I did use Fasttracker yeaaaaaaaaaaaaaars ago, and after that I tried Fruityloops a bit. In 2003 I stopped and a month or two ago I accidentely found out that all my FT2 songs where adjustable in Renoise. So I picked up an old habit and started to create noise
Got to find my way in Renoise, but I had a lot of pleasure in creating this:
as i promised in your other post i’ve listened to the song and will try and give you some constructive feedback here.
music with loud distorted beats like this, tends to get ‘muddy’. that means there will be too many bass-sounds that can drown out other sounds, making it feel too full and cluttered and, well, muddy. your song suffers from this. you can hear it in the intro when the bass comes in, you can hear it after the kicks come in, and you can hear it especially when the melody drops out and it is kicks only. there is loads of bass-rumble in there, and it does not sound very clean. i have made some presets in the Filter Device for 0,03/0,13/0,33khz low-cut filters. these cut off the low frequencies to give them more room, and making them sound a bit more ‘in their place’.

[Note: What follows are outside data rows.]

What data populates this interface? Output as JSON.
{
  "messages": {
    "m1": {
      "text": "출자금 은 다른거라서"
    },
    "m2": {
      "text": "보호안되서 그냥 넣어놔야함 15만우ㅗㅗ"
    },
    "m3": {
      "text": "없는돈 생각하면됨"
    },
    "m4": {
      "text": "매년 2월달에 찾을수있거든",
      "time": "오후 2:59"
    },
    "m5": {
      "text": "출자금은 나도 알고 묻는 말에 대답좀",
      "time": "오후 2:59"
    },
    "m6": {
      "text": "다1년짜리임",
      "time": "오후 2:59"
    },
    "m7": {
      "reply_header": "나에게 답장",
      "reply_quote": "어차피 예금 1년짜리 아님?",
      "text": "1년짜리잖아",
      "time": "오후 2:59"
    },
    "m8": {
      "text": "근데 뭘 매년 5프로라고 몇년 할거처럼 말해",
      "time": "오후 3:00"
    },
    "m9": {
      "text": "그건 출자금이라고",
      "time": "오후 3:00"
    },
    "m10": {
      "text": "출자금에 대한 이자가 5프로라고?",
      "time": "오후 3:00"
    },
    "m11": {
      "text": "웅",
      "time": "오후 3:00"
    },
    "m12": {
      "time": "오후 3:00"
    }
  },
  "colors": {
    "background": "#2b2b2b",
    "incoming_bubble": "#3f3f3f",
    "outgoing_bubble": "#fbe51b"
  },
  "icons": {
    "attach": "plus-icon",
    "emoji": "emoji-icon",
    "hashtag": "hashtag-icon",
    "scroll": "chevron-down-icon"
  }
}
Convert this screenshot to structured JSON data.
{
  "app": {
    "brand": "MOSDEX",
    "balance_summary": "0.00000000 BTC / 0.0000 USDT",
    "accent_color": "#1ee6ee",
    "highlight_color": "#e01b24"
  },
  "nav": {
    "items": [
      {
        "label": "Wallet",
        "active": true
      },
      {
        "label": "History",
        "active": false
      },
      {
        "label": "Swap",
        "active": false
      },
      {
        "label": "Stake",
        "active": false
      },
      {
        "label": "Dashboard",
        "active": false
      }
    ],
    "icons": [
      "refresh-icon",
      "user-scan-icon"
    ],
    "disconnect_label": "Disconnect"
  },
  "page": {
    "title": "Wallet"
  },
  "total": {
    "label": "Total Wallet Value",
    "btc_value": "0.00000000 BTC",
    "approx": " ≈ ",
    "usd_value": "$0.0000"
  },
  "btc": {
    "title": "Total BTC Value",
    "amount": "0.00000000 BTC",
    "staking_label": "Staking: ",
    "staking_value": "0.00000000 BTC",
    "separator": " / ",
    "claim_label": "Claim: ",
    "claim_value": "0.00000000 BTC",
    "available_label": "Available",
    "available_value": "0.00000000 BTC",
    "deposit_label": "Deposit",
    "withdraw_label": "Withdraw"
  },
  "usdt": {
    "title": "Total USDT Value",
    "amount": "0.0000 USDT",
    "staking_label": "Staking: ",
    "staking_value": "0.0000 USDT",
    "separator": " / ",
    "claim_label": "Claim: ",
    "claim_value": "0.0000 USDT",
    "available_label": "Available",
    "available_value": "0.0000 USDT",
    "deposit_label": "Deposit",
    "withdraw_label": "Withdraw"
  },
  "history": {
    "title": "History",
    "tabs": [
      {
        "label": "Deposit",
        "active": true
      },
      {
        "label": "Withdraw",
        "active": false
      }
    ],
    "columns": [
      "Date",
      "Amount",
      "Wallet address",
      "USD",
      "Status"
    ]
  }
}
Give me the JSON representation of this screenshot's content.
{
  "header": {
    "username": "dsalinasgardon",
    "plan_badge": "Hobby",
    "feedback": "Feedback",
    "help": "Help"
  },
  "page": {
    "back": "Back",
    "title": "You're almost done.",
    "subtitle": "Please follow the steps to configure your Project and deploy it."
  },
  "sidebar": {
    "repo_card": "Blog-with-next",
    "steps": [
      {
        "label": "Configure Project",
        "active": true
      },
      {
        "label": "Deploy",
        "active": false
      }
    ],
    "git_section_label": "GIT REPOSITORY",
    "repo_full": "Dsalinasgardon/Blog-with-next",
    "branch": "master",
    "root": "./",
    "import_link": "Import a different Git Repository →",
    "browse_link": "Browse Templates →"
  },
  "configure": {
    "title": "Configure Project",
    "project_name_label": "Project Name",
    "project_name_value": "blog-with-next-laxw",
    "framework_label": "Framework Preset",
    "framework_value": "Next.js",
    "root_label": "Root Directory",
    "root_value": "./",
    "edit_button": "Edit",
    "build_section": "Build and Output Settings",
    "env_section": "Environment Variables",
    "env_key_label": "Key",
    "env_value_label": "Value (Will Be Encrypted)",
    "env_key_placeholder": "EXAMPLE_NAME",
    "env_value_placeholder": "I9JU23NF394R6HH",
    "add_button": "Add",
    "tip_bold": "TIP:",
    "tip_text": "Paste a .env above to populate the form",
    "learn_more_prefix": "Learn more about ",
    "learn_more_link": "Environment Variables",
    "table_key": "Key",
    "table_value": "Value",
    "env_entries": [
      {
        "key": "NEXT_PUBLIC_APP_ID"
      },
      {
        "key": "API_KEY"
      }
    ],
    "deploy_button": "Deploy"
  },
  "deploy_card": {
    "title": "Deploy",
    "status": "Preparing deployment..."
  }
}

this must be the biggest point i can make about the song. other than that, it sounds like a gabber/hardcore-song and it sure sounds like you had fun making it, which is, in the end, the most important thing.
hope you find some use for those comments, and good luck with Renoise.
Thank you bigtime for your comment here and in the other topic. This is indeed very usefull, I will check it out! Don’t really know how this works with the Filter Device and khz. You seem to know a lot about it. Is there any lecture or site with information about this you recommend?
i don’t have any theory on this, and to be honest i do not know a whole lot about it. i just found this out through experimentation and a basic understanding of filters through reading various stuff like Wikipedia etc. i’ll explain a bit about the low-pass and high-pass here, and you can go from there yourself i think.
insert a filter Device into your DSP Devices chain. its default setting is a Low-Pass (LP) filter with the cutoff slider all the way up. this filter type is called ‘low-pass’ because it lets the low frequencies pass through, while stopping the high ones. how many high frequencies are stopped (filtered) by the filter you can control with the ‘cutoff’ slider. when you slide this slider down, you’ll see the graphic to the right change. the graphic displays the filter curve, so the frequencies it allows, so to speak. you’ll see from the curve that the further you pull the slider down, less high frequencies will pass through. you can try this on any sound which has high frequencies and immediately hear it.
the Hi-Pass (HP) filter is exactly the same thing, only from the high-frequencies-side. if you choose the model to be a Butterworth 8n and pull the slider all the way down to 0,13khz (you can type in the value as well by clicking on the number), you’ll have a low-cut filter. so it cuts off the ultra-low frequencies, which reduces rumble. when you have a sound for which the low frequencies are important, you can set this 0,03khz for it to let more low frequencies through.
experiment with these, and try to figure out how the other filter-types work yourself. remember that the curve display is a very useful way of visualizing what the filter does.